Is the Paramount haunted?
Published 10:12 am Thursday, October 29, 2009
During the Halloween season, haunted houses are a dime a dozen.
People can’t seem to help themselves. The truth and myth of Halloween are so tightly woven together that you need several new shows from the History Channel each year to disseminate them all.
Plus, it’s just plain fun to not only tell a story that takes place on a dark and stormy night, but to hear them. To willingly take that feeling of fright upon yourself.
Which brings up the subject of this particular haunting: Does the Paramount Theatre have a ghost?
Manager Scott Anderson thinks it does and the historic, aged theatre has even made the pages of the book, “The Nearly Departed: Minnesota Stories and Legends.”
“I believe there is a ghost here,” he said Tuesday.
Before we go much further however, we need to dip into belief vs. skepticism, subjects entwined with one another and seen weekly on shows like the SyFy Channel’s Ghost Hunters and Ghost Hunters International.
Largely, the idea of something being haunted comes down to personal beliefs in the paranormal and possibly life after death. If you don’t have the latter, it’s hard to believe in the former.
The line between belief and skepticism becomes blurred when the first and possibly biggest hurdle is approached. Proof.
Much of what paranormal investigators claim to catch in pictures, video, or audio recorders can in some way be questioned. It’s the major problem in paranormal investigation.
There is no tell-tale way, no absolute way, to prove ghosts exist. Generally, you are forced to believe a person who has experience in the field, for whatever that’s worth because again, those who study this area tend these days to not be scientists.
With that in mind, you inevitably have to place a certain amount of trust in those who say a place is haunted. Sometimes, though, conviction in what a person has experienced is enough, and Anderson is no different. He doesn’t hesitate to talk about the Paramount’s ghosts.
In his time as manager of the Paramount Anderson has heard stories and had his own experiences. Nothing so fantastic as you might see in a horror movie, but experiences all the same that make you question what is out there.
Anderson isn’t a recent convert to the paranormal having already had an experience with his wife Janet before the two were married.

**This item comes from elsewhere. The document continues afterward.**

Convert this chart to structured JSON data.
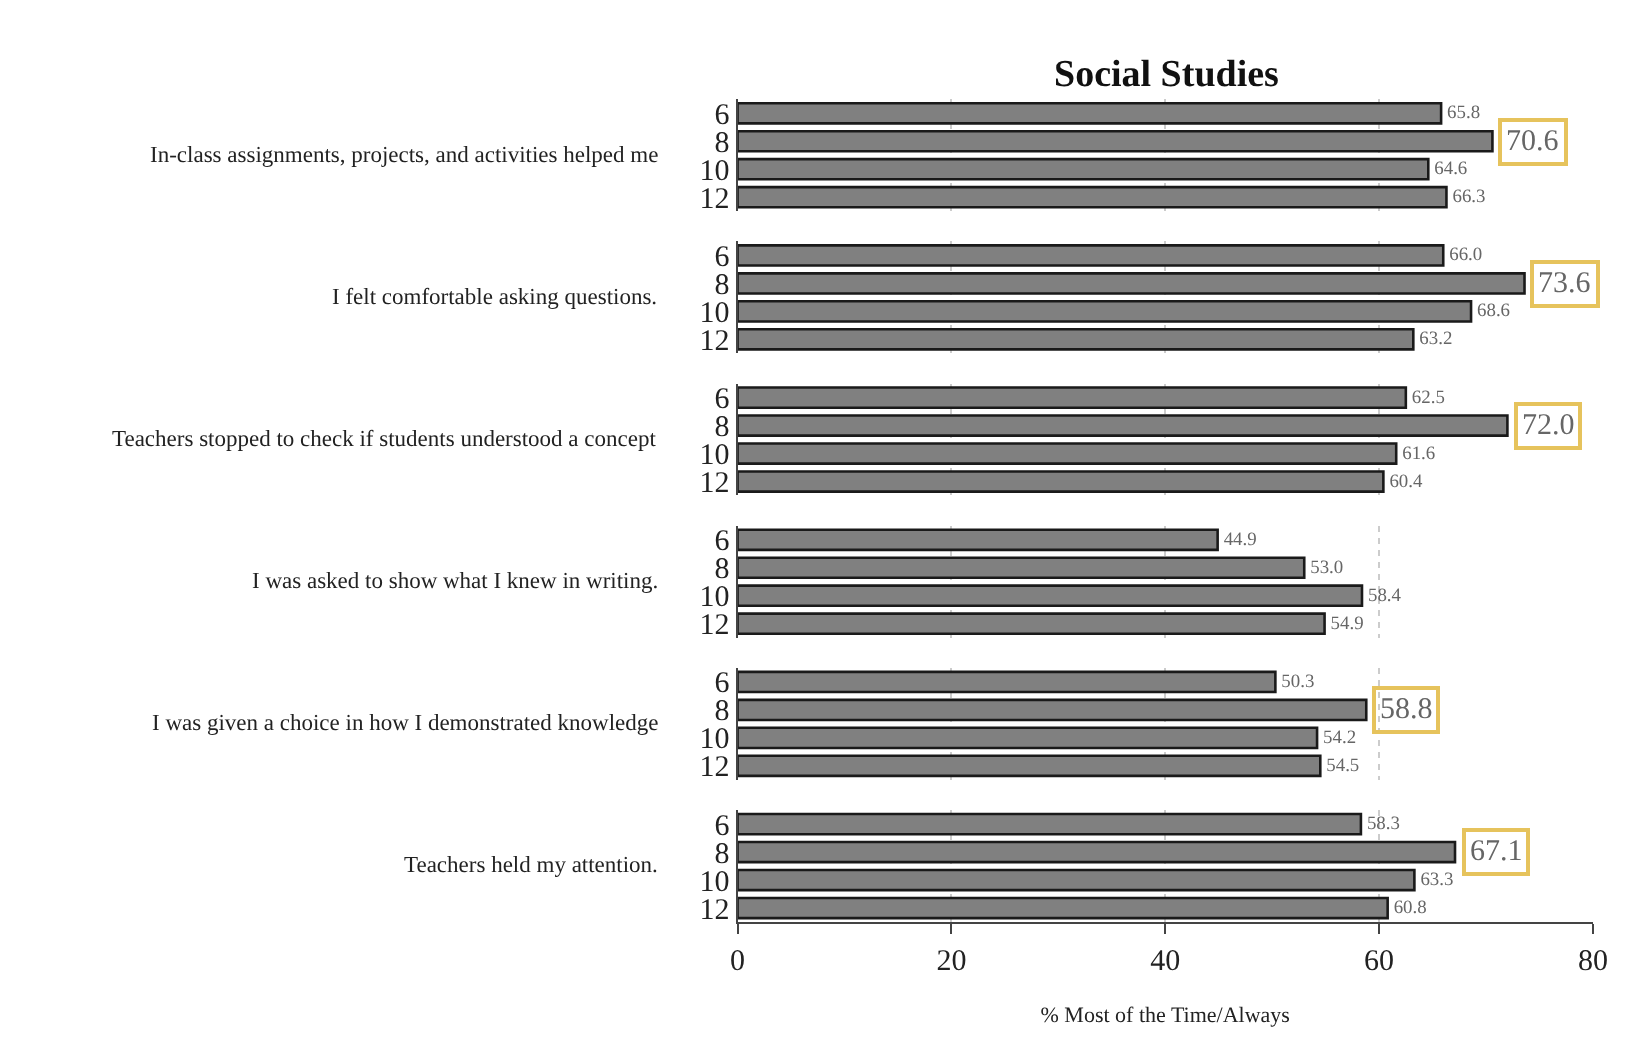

It happened when the two were getting ready for bed one night when Anderson rented an old farmhouse with some friends. The friends were in town on the bar scene leaving Scott and Janet in the house alone. It began almost as soon as the lights went out.
“We were alone in the house with two dogs and I remember sitting up and hearing very deliberate footsteps on each step,” he describes, pounding his fists on the desk to replicate the sounds of that night. “I mean, what was that. We knew no one was here.”
“We’re reasonably smart folks, and we do not make this stuff up,” he said.
Now, on to the Paramount. Anderson’s first hand experience in the matter came late at night when he was doing some work in the Paramount. Anderson places himself in the lobby.
“I’m an old rock and roller, so I was playing Steely Dan, and it was cranked way up,” he said. “I wanted to hear it in the lobby.
“Twenty minutes later I noticed that the sound system was barely audible. I went to the controller and noticed the volume was way down. I just turned around and said, ‘where are you. I know your there,’” he finished with a laugh.
It’s important to add, that on a soundboard, the sliders that control various sound components, can’t simply slide on their own. It requires a human hand to move them.
Anderson believes he has narrowed down who the haunting spirits may be. The first is the first manager of the Paramount, Karl Lindstaedt, when the old Park Theatre was rebuilt into the Paramount in the late 1920’s.
The second option is projectionist George Dorin, who worked at the Paramount in the early 30s.
It was with relatives of Dorin that Anderson was part of a second experience. He was with two cousins, great-granddaughters of Dorin, who were visiting the place that Dorin loved.
While talking with Anderson, both ladies took pictures, one with a digital and another with a film camera. When the woman with the digital looked at her picture of the moving clouds on the ceiling, she commented about a moon.
There is no moon that’s part of the projected clouds, so Anderson asked to look at the picture and seeing what many in the paranormal field describe simply as an orb, mentioned it must be the ghost of their great grandfather giving them a sign.
It passed until they were making to leave, and one of the women asked Anderson what he meant by the ghost.
There are other stories surrounding the paramount witnessed by several people over time including a bar manager who witnessed a freely spinning barstool, an apparition in a picture and the marquee that came on after it was turned off.
Does it bother Anderson that the Paramount may be haunted?
In all the stories of apparent paranormal activity there has never been reports of malicious actions. Anderson thinks he understands why they are still here.
“They loved the Paramount, like a lot of people do,” he said. “I think it’s pretty cool that they’re here.”